Я сфотографировала обе квитанции, отправила брату и набрала его.
– Да? – ответил он бодро.
– Где мама?
– В санатории. Путёвку дали, подлечиться. Слушай, я за рулём.
– Саш. Квитанции на тебя.
Он замолчал. В машине у него работало радио, реклама пластиковых окон, и я успела дослушать её до конца.
– Ну и что. Она сама подарила, имеет право.
– Адрес санатория.
– Да погоди ты.
– Адрес.
– Верховье! – он почти крикнул. – Пансионат в Верховье, за Сосновкой. Довольна?
– Я сегодня туда поеду, – сказала я. – Если она там, я её заберу, комната у меня есть. А бумаги твои посмотрим при судье.
И положила трубку первой. Мелочь. Но за сорок лет – в первый раз.
Потом я набрала Марину.
– Марин. Шкаф вы куда вывозите?
– На свалку же, я говорила.
– А зачем комнату освобождаете?
Она замялась и всё-таки сказала:
– Ну мы там ремонт начали. Саша пока один поживёт, у нас тесно с детьми. Нин, ты только не думай, что мы её выгнали, она сама туда захотела, ей там компания.
Клей и известь на площадке. Пахло не от соседей: за этой дверью уже сдирали старые обои.
В детстве я считала не подарки и не деньги. Я считала, сколько раз мать за день позовёт меня по имени. В хороший день выходило два. Сашу она звала постоянно, даже когда его не было в комнате, просто вслух, будто пробовала слово на язык.

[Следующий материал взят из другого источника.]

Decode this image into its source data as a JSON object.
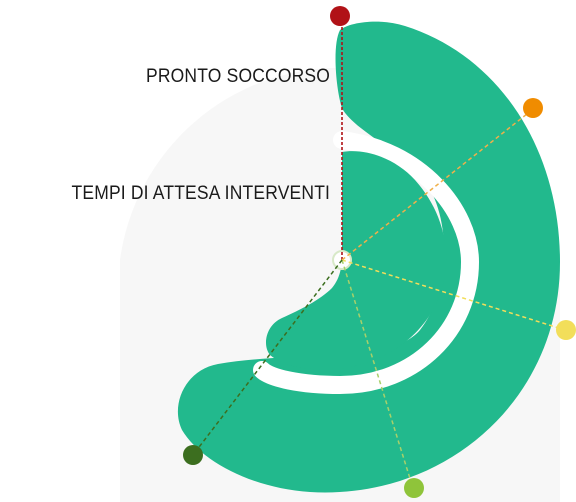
{
  "labels": {
    "pronto_soccorso": "PRONTO SOCCORSO",
    "tempi_attesa": "TEMPI DI ATTESA INTERVENTI"
  },
  "colors": {
    "gauge_fill": "#22b98d",
    "background_arc": "#f2f2f2",
    "marker_dark_red": "#b11217",
    "marker_orange": "#f08c00",
    "marker_yellow": "#f2de5a",
    "marker_light_green": "#8fc43a",
    "marker_dark_green": "#3c6e1f"
  },
  "markers": [
    {
      "name": "marker-dark-red",
      "color": "#b11217"
    },
    {
      "name": "marker-orange",
      "color": "#f08c00"
    },
    {
      "name": "marker-yellow",
      "color": "#f2de5a"
    },
    {
      "name": "marker-light-green",
      "color": "#8fc43a"
    },
    {
      "name": "marker-dark-green",
      "color": "#3c6e1f"
    }
  ]
}
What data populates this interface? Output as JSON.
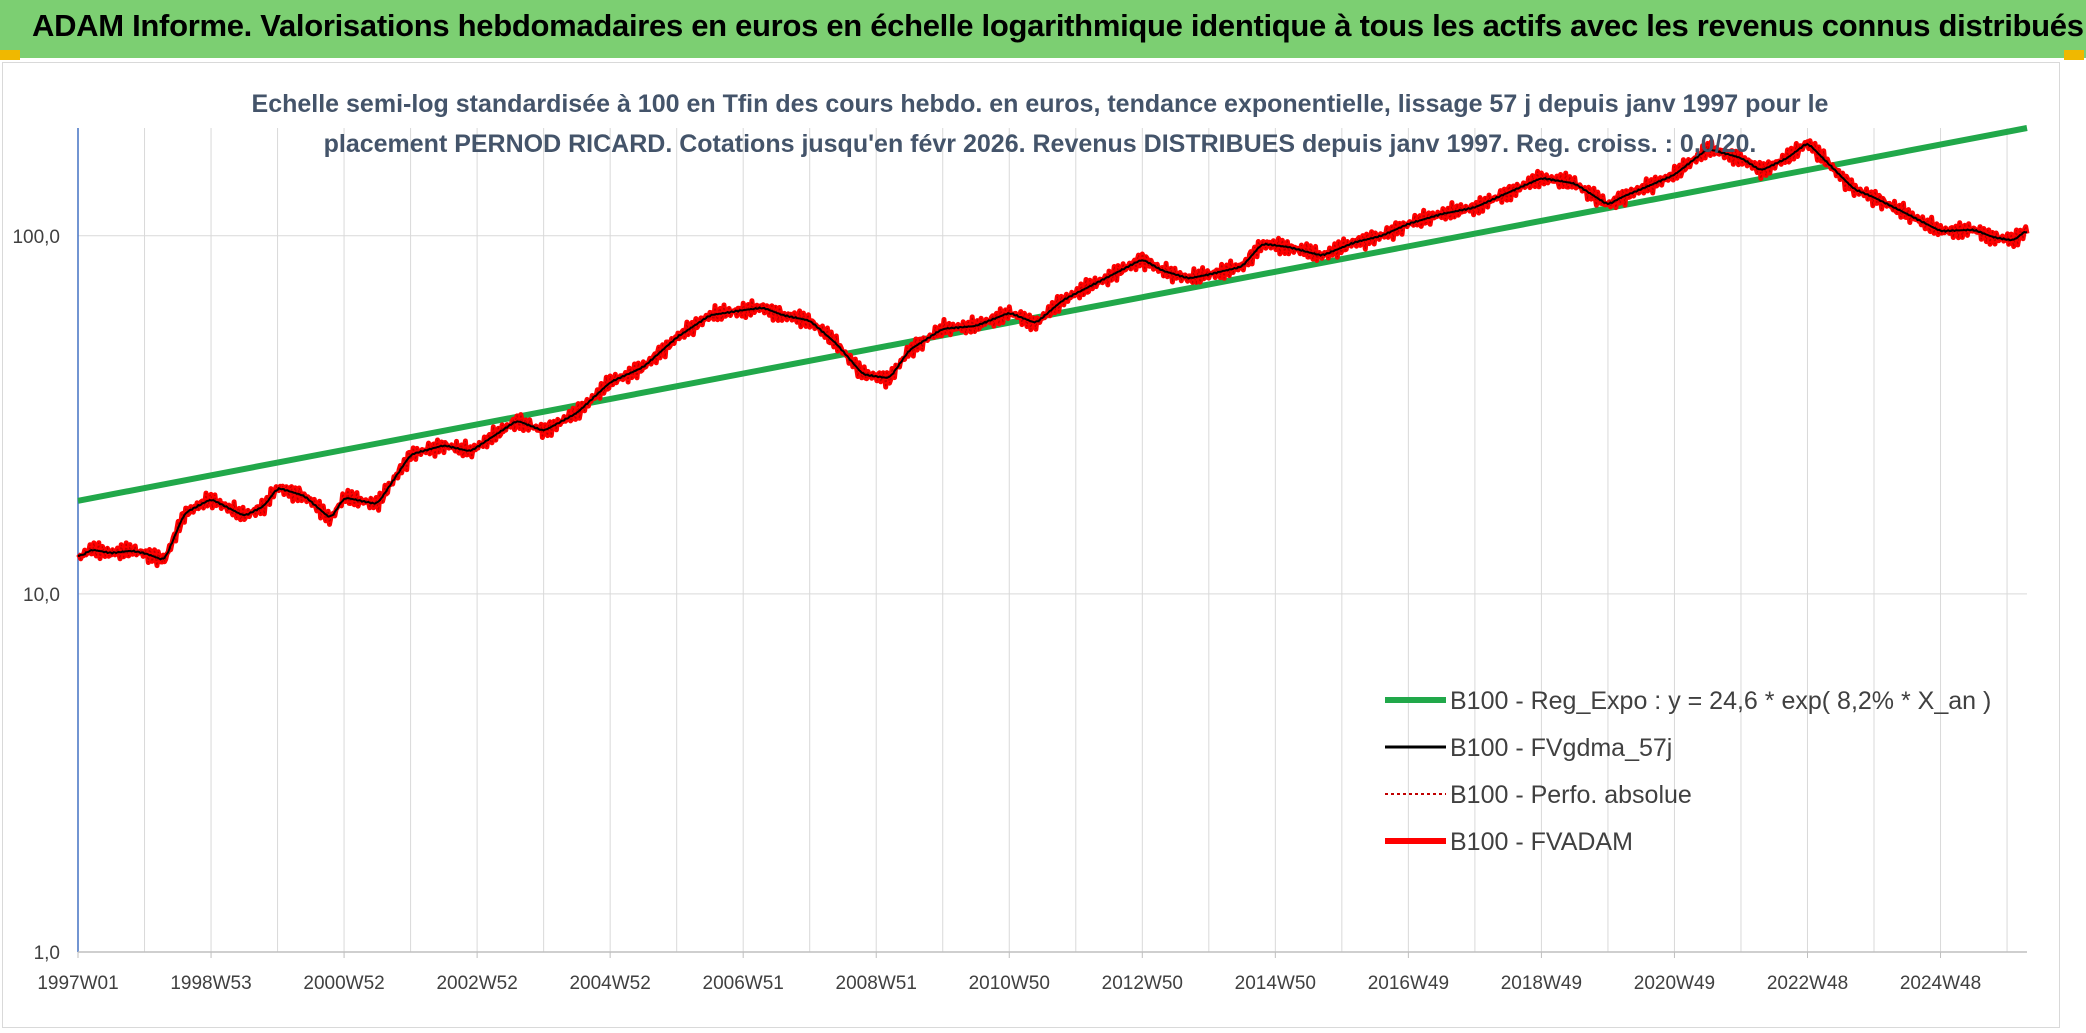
{
  "header": {
    "title": "ADAM Informe. Valorisations hebdomadaires en euros en échelle logarithmique identique à tous les actifs avec les revenus connus distribués"
  },
  "colors": {
    "banner": "#7ccf72",
    "regression": "#21a84a",
    "fvgdma": "#000000",
    "perfo": "#c00000",
    "fvadam": "#ff0000",
    "grid": "#d9d9d9"
  },
  "chart_data": {
    "type": "line",
    "title_lines": [
      "Echelle semi-log standardisée à 100 en Tfin des cours hebdo. en euros, tendance exponentielle, lissage 57 j depuis janv 1997 pour le",
      "placement PERNOD RICARD. Cotations jusqu'en févr 2026. Revenus DISTRIBUES depuis janv 1997. Reg. croiss. : 0,0/20."
    ],
    "y_scale": "log",
    "ylim": [
      1,
      200
    ],
    "y_ticks": [
      {
        "value": 1,
        "label": "1,0"
      },
      {
        "value": 10,
        "label": "10,0"
      },
      {
        "value": 100,
        "label": "100,0"
      }
    ],
    "xlim": [
      1997.0,
      2026.3
    ],
    "x_ticks": [
      {
        "value": 1997.0,
        "label": "1997W01"
      },
      {
        "value": 1999.0,
        "label": "1998W53"
      },
      {
        "value": 2001.0,
        "label": "2000W52"
      },
      {
        "value": 2003.0,
        "label": "2002W52"
      },
      {
        "value": 2005.0,
        "label": "2004W52"
      },
      {
        "value": 2007.0,
        "label": "2006W51"
      },
      {
        "value": 2009.0,
        "label": "2008W51"
      },
      {
        "value": 2011.0,
        "label": "2010W50"
      },
      {
        "value": 2013.0,
        "label": "2012W50"
      },
      {
        "value": 2015.0,
        "label": "2014W50"
      },
      {
        "value": 2017.0,
        "label": "2016W49"
      },
      {
        "value": 2019.0,
        "label": "2018W49"
      },
      {
        "value": 2021.0,
        "label": "2020W49"
      },
      {
        "value": 2023.0,
        "label": "2022W48"
      },
      {
        "value": 2025.0,
        "label": "2024W48"
      }
    ],
    "grid": true,
    "legend_position": "bottom-right",
    "legend": [
      {
        "name": "B100 - Reg_Expo : y = 24,6 * exp( 8,2% *  X_an )",
        "series": "reg"
      },
      {
        "name": "B100 - FVgdma_57j",
        "series": "fvgdma"
      },
      {
        "name": "B100 - Perfo. absolue",
        "series": "perfo"
      },
      {
        "name": "B100 - FVADAM",
        "series": "fvadam"
      }
    ],
    "series": [
      {
        "name": "B100 - Reg_Expo : y = 24,6 * exp( 8,2% *  X_an )",
        "id": "reg",
        "x": [
          1997.0,
          2026.3
        ],
        "values": [
          18.2,
          200.0
        ]
      },
      {
        "name": "B100 - FVADAM",
        "id": "fvadam",
        "x": [
          1997.0,
          1997.2,
          1997.5,
          1997.8,
          1998.0,
          1998.3,
          1998.6,
          1999.0,
          1999.5,
          1999.8,
          2000.0,
          2000.4,
          2000.8,
          2001.0,
          2001.5,
          2002.0,
          2002.5,
          2002.9,
          2003.3,
          2003.6,
          2004.0,
          2004.5,
          2005.0,
          2005.5,
          2006.0,
          2006.5,
          2007.0,
          2007.3,
          2007.6,
          2008.0,
          2008.4,
          2008.8,
          2009.2,
          2009.5,
          2010.0,
          2010.5,
          2011.0,
          2011.4,
          2011.8,
          2012.0,
          2012.5,
          2013.0,
          2013.3,
          2013.7,
          2014.0,
          2014.5,
          2014.8,
          2015.2,
          2015.7,
          2016.2,
          2016.6,
          2017.0,
          2017.5,
          2018.0,
          2018.5,
          2019.0,
          2019.5,
          2020.0,
          2020.2,
          2020.5,
          2021.0,
          2021.5,
          2022.0,
          2022.3,
          2022.7,
          2023.0,
          2023.3,
          2023.7,
          2024.0,
          2024.5,
          2025.0,
          2025.5,
          2025.8,
          2026.1,
          2026.3
        ],
        "values": [
          12.6,
          13.3,
          13.0,
          13.2,
          13.0,
          12.4,
          16.8,
          18.4,
          16.5,
          17.6,
          19.8,
          18.8,
          16.2,
          18.6,
          17.8,
          24.5,
          26.0,
          25.0,
          28.0,
          30.5,
          28.5,
          32.0,
          39.0,
          43.0,
          52.0,
          60.0,
          62.0,
          63.0,
          60.0,
          58.0,
          50.0,
          41.0,
          40.0,
          48.0,
          55.0,
          56.0,
          61.0,
          57.0,
          66.0,
          69.0,
          77.0,
          86.0,
          80.0,
          76.0,
          78.0,
          82.0,
          95.0,
          93.0,
          88.0,
          96.0,
          100.0,
          108.0,
          115.0,
          120.0,
          132.0,
          145.0,
          140.0,
          122.0,
          128.0,
          135.0,
          148.0,
          175.0,
          165.0,
          152.0,
          165.0,
          182.0,
          160.0,
          135.0,
          128.0,
          115.0,
          103.0,
          104.0,
          99.0,
          97.0,
          104.0
        ]
      }
    ]
  }
}
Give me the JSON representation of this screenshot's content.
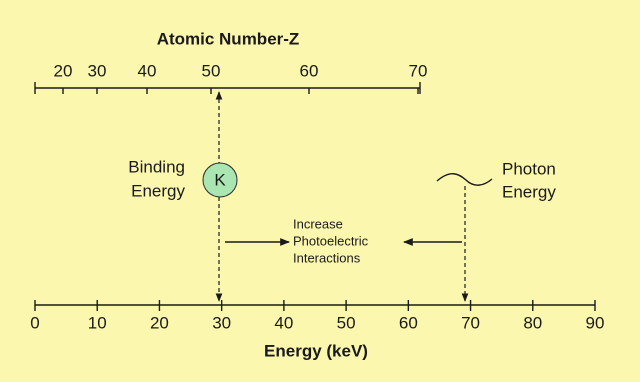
{
  "top_axis": {
    "title": "Atomic Number-Z",
    "ticks": [
      20,
      30,
      40,
      50,
      60,
      70
    ]
  },
  "bottom_axis": {
    "title": "Energy (keV)",
    "ticks": [
      0,
      10,
      20,
      30,
      40,
      50,
      60,
      70,
      80,
      90
    ]
  },
  "shell": "K",
  "binding_energy": [
    "Binding",
    "Energy"
  ],
  "photon_energy": [
    "Photon",
    "Energy"
  ],
  "note": [
    "Increase",
    "Photoelectric",
    "Interactions"
  ]
}
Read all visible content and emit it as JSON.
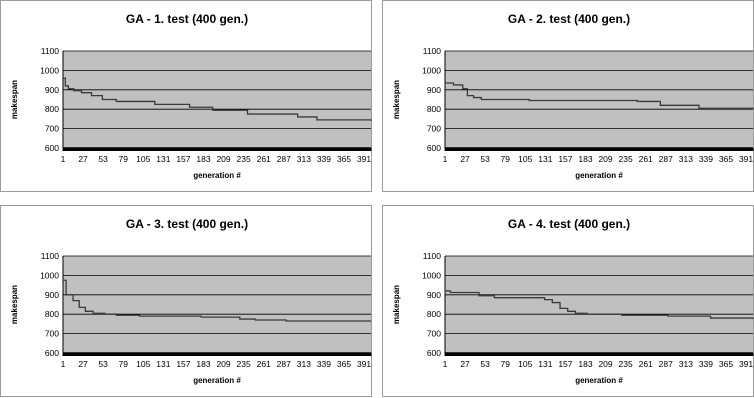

До Верховья час по трассе, потом поворот на грунтовку. Автобус туда ходит два раза в день, утренний я уже пропустила. Поехала на такси и попросила водителя подождать у корпуса.
Пансионат оказался бывшим профилакторием: двухэтажный корпус, свежий пандус у крыльца, за корпусом сосны. На вахте сидела женщина с журналом посещений и попросила паспорт.
Внутри пахло хлоркой и подгоревшим молоком.
– Морозова? Второй этаж, четырнадцатая, – сказала она. – Только вы недолго, у них тихий час.
Комната была на двоих. У окна спала лицом к стене чья-то бабушка, и телевизор работал без звука.
Мать сидела на застеленной кровати в чужой синей кофте, руки на коленях. Кофта была велика в плечах. На пятках тапок кто-то написал маркером «Гуревич».
– Нин? – сказала она. – Ты чего приехала?
– За тобой.
– Не надо за мной. Саша в командировке, он вернётся и заберёт.
– Когда он звонил?
Она подумала. Поправила рукав.
– На той неделе. Или на позапрошлой. У меня телефон сел, зарядку он не оставил.
Телефон лежал у неё под подушкой, кнопочный, с царапиной на экране. Она вытащила его и показала мне, как показывают справку.
– Видишь? Сел.
Я вышла на пост и попросила зарядку. Сестра дала свою, и я воткнула телефон в розетку у двери.
– Договор кто подписывал? – спросила я у сестры.
– Она сама, при нас. Сын привёз, она подписала. Мы силой никого не держим, женщина дееспособная, хочет – уезжает. Только оплачено по март, а деньги у нас назад не возвращают, это вам заведующая подтвердит.
Я вернулась в комнату и села на вторую кровать, напротив.
– Мам. Тебе сказали, что это на месяц?
– На месяц. Подлечиться. Уколы, сказали, поставят.
– Ставили?
– Витамины давали. Не помню.
Она смотрела на дверь, не на меня. Она всегда так смотрела, когда говорила неправду или когда ждала кого-то другого.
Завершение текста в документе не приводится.